昨日午前、庭の落ち葉を掃除していたら生け垣越しに数人の男が雑談しているのが聞こえた。内容は分からないが時々笑い声も聞こえるという和やかな雰囲気で何か工事現場で現場監督の指示でも待っているような感じだった。しばらくするとその話声も遠ざかっていって静かになった。
そして今朝、家の前の道路の真ん中に真新しい白線がまっすぐに引かれているのに気が付いた。それまでところどころひび割れたりくすんでくたびれたように見えた道路が、一本の鮮やかな新しい白いセンターライン(中央線)が引かれただけでまるで生き返ったようにはっきりとした輪郭を取り戻している。それまでは歪んで見えていた道路が背筋を伸ばしてまっすぐになったようだ。そのせいだろうか、両側の塀や生け垣までがくっきりと見えて生気を取り戻している。わずか一本の白線で街の雰囲気までが少し変わるというのは面白い。多分昨日家の前に集まっていた男たちはここでセンターラインの塗り替え工事をしていたのに違いない。
これと同じようなことは、家の壁や屋根の塗り替えをした時にも言える。新しい塗料で塗られたら古びた家でもかつての栄光を取り戻すかのように思われる。時にはそれまでよりも一回り大きく見えることもある。自分の家も前回塗り直しをしてから8年ほど経ったのでそろそろ次回のことを考えなければならない時期になってきた。家も手入れ次第では人間以上に長生きさせることが出来るように思う。古いものを何とか長く使う、あるいはモノを捨てられない症候群、というものがあるとすれば、自分も少し罹患しているのかもしれない。モノのあまりない時代を少し知っているから、ということもあるが。

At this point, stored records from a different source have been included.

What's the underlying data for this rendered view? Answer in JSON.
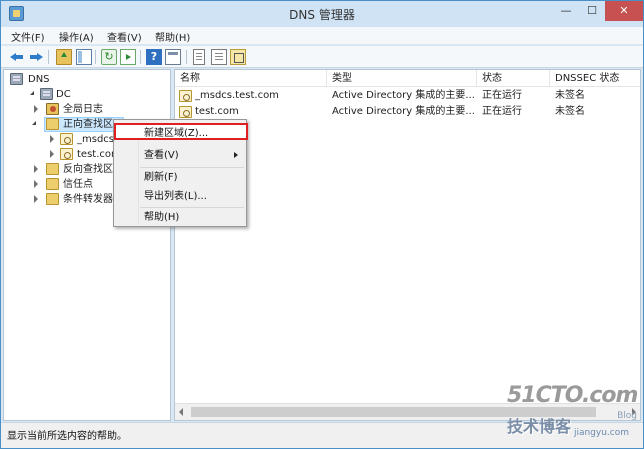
{
  "window": {
    "title": "DNS 管理器",
    "min_label": "—",
    "max_label": "☐",
    "close_label": "✕"
  },
  "menu": [
    "文件(F)",
    "操作(A)",
    "查看(V)",
    "帮助(H)"
  ],
  "toolbar": {
    "icons": [
      "back-arrow-icon",
      "forward-arrow-icon",
      "up-folder-icon",
      "show-hide-tree-icon",
      "refresh-icon",
      "export-list-icon",
      "help-icon",
      "action-pane-icon",
      "list-view-icon",
      "detail-view-icon",
      "properties-icon"
    ],
    "help_glyph": "?",
    "refresh_glyph": "↻"
  },
  "tree": {
    "root": "DNS",
    "server": "DC",
    "items": [
      {
        "label": "全局日志",
        "icon": "global-log-icon"
      },
      {
        "label": "正向查找区域",
        "icon": "folder-icon",
        "selected": true
      },
      {
        "label": "_msdcs.test.com",
        "icon": "zone-icon"
      },
      {
        "label": "test.com",
        "icon": "zone-icon"
      },
      {
        "label": "反向查找区域",
        "icon": "folder-icon"
      },
      {
        "label": "信任点",
        "icon": "folder-icon"
      },
      {
        "label": "条件转发器",
        "icon": "folder-icon"
      }
    ],
    "visible_labels": {
      "forward_zone": "正向查找区",
      "msdcs": "_msdcs",
      "test": "test.con",
      "reverse": "反向查找区"
    }
  },
  "table": {
    "columns": [
      "名称",
      "类型",
      "状态",
      "DNSSEC 状态"
    ],
    "rows": [
      {
        "name": "_msdcs.test.com",
        "type": "Active Directory 集成的主要...",
        "status": "正在运行",
        "dnssec": "未签名"
      },
      {
        "name": "test.com",
        "type": "Active Directory 集成的主要...",
        "status": "正在运行",
        "dnssec": "未签名"
      }
    ]
  },
  "context_menu": {
    "items": [
      {
        "label": "新建区域(Z)...",
        "highlighted": true
      },
      {
        "label": "查看(V)",
        "submenu": true
      },
      {
        "label": "刷新(F)"
      },
      {
        "label": "导出列表(L)..."
      },
      {
        "label": "帮助(H)"
      }
    ]
  },
  "status": {
    "text": "显示当前所选内容的帮助。"
  },
  "watermark": {
    "main": "51CTO.com",
    "sub": "技术博客",
    "blog": "Blog",
    "small": "jiangyu.com"
  }
}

しかし一方では今一番先端的なものに対する興味がないわけではない。便利だからというだけではなく、技術やデザインがどこまで進歩しているのかを知りたいという好奇心だろうか。先日買い換えた車を運転していたら、運転支援機能というものが働いて、曲がりくねった道でもセンターラインや車線をはずれないようにハンドルが自動的に制御された。自分の握っているハンドルに誰かが手を伸ばしてきたような不思議な感覚。こういったのが今の機械と人とのかかわり方なのだろう。きれいになったセンターラインではこの機能が一層発揮されるのでは・・・
古いものにも愛着を持ってしまい捨てきれない、といいうところと、古くなったら新しいものを買って、なんの未練も感じないで直ぐに捨てることが出来ればそれはすっきりとするのだろうと思うところ、の二つがまだ共存しているようだ。

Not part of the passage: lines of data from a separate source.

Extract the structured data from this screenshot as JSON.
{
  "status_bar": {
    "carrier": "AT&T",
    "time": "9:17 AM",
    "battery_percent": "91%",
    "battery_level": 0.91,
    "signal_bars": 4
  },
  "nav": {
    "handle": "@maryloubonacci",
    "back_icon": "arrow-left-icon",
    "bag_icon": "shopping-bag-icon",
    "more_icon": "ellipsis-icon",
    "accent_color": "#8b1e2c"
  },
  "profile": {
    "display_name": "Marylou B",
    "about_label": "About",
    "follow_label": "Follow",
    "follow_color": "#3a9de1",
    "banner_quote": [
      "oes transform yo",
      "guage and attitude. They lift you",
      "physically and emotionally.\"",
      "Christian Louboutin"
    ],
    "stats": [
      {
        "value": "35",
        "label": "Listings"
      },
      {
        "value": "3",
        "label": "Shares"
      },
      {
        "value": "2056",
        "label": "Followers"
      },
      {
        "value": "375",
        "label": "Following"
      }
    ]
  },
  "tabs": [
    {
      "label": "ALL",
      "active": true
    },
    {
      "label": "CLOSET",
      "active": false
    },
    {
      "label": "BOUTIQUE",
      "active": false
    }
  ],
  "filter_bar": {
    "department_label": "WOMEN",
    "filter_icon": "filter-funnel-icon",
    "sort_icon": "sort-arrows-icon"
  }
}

40年ほど前に購入したステレオセット。リモートコントロールなどはなく、一つ一つ手動で操作しなければならない。ケースの中に入っているレコードプレイヤーが不調で、上に載せてあるのがソニー製の(エントリーレベル、といわれる)レコードプレイヤー。最小限の機能しかないがたまにLPレコードを鑑賞するには十分。音楽の始まりや音量を自分の手に感じながら操作するのも悪くない。